In June 2018, the Supreme Court ruled that the employment status of a plumbing and heating engineer, G Smith, who had worked for a reputable plumbing company between August 2005 and April 2011 was that of a worker, not a self-employed person in business on his own account, and he was thus entitled to paid holiday and the National Minimum Wage. However, Mr Smith has now lost his Employment Tribunal (ET) claim for £74,000 in backdated pay in accordance with his statutory annual leave entitlement.
In Bear Scotland Limited and Others v Fulton and Others, the Employment Appeal Tribunal confirmed that claims for arrears of holiday pay that are pursued under the unlawful deductions provisions are subject to the three-month limitation period for bringing claims laid down by the Employment Rights Act 1996 and a ‘series’ of deductions is broken if there is a gap of more than three months between non-payments. In the light of that case, the Government made changes to the law to limit the period of any unlawful deduction from wages claim to a maximum of two years.

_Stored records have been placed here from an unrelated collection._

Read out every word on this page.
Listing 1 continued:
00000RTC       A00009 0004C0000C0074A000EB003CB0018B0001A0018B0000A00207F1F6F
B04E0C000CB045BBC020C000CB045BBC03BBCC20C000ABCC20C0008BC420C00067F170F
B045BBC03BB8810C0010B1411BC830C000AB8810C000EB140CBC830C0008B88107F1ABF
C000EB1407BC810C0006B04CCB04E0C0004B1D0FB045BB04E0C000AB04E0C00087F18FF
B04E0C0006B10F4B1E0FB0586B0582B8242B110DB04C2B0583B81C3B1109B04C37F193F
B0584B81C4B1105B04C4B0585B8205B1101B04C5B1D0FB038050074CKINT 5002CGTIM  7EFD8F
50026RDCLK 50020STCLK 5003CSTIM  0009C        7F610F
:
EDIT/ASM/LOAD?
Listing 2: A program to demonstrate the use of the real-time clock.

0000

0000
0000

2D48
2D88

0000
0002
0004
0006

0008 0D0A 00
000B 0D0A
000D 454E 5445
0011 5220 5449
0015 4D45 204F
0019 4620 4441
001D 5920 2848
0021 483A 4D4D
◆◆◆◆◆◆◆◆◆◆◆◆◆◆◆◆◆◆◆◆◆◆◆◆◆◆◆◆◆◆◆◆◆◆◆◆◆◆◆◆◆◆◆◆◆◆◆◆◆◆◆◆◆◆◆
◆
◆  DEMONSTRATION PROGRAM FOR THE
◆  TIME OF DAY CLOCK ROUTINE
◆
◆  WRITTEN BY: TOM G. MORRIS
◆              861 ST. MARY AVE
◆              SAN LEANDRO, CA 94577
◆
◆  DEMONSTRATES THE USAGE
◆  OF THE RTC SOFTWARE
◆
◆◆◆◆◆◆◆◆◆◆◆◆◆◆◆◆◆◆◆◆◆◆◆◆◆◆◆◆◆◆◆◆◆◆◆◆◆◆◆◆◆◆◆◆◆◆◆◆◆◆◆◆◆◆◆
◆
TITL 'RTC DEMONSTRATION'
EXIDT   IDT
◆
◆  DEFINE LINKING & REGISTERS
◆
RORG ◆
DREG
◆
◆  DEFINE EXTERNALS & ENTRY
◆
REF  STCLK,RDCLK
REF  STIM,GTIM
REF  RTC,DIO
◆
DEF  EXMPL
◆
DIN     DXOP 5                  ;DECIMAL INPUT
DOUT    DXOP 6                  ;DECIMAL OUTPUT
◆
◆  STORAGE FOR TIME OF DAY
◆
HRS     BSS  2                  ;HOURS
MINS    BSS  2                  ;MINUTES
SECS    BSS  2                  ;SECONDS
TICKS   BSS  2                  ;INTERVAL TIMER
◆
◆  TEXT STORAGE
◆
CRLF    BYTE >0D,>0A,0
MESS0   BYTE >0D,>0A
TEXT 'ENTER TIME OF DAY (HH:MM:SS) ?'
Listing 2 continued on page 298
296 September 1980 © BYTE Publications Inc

The company conceded that Mr Smith was owed £336 in holiday pay arrears but disputed the rest of his claim. Its argument was that he should have brought a claim for unlawful deductions from wages within three months of each holiday period dating back to when he first joined the company and within three months of the last holiday period in the series.
The ET ruled that Mr Smith’s claims were out of time. However, as the judgment is not yet available, the precise reasoning behind the decision is, as yet, unclear.
Mr Smith has signalled that he intends to appeal against the ET’s decision. When he commenced his ET claim in 2011, he was unaware that he was entitled to paid holiday leave so did not have the knowledge necessary to attempt to assert his rights in that regard at that time or, indeed, in earlier leave years.
Clarification on the issue of historic holiday leave and pay in general is much needed. An earlier employment status case (King v The Sash Window Workshop Limited) was brought by a claimant who had worked as a salesman under a self-employed, commission-only contract. He too was found to be a worker, but his argument was that his employer’s failure to pay him holiday pay had prevented him from taking his full annual leave entitlement.
Regulation 13(9) of the Working Time Regulations 1998 (WTR) states that workers cannot carry forward leave – it has to be taken within the relevant holiday year, otherwise it is lost. At issue in this case was whether or not the claimant was entitled to pay in lieu of untaken leave throughout the whole period of his employment. His employer argued that he was not and any claim for payment in lieu of leave not taken in the years in question was time barred. He claimed that he did have the right to pursue his claim where the reason for not taking leave during that period was that his employer had refused to pay him.
The Court of Appeal referred questions regarding entitlement to paid holiday leave to the Court of Justice of the European Union (CJEU).
The CJEU ruled that Article 7 of the Working Time Directive (WTD), which the WTR implement into UK law, must be interpreted in such a way that in situations where a worker has not exercised their right to paid annual leave because their employer refused to remunerate them, the right to that leave carries over until the worker does have the opportunity of exercising it. When the employment comes to an end, the worker is entitled to payment in lieu of all leave that is still outstanding.
Furthermore, the CJEU found that an employer’s ignorance regarding a worker’s true employment status is no defence for not paying them holiday pay. Whether or not the employer believed that the claimant was not entitled to paid annual leave was ‘irrelevant’. It is for the employer ‘to seek all information regarding his obligations in that regard’.
However, the case was settled out of court, which left unanswered questions as to whether the WTR are fully compliant with the WTD.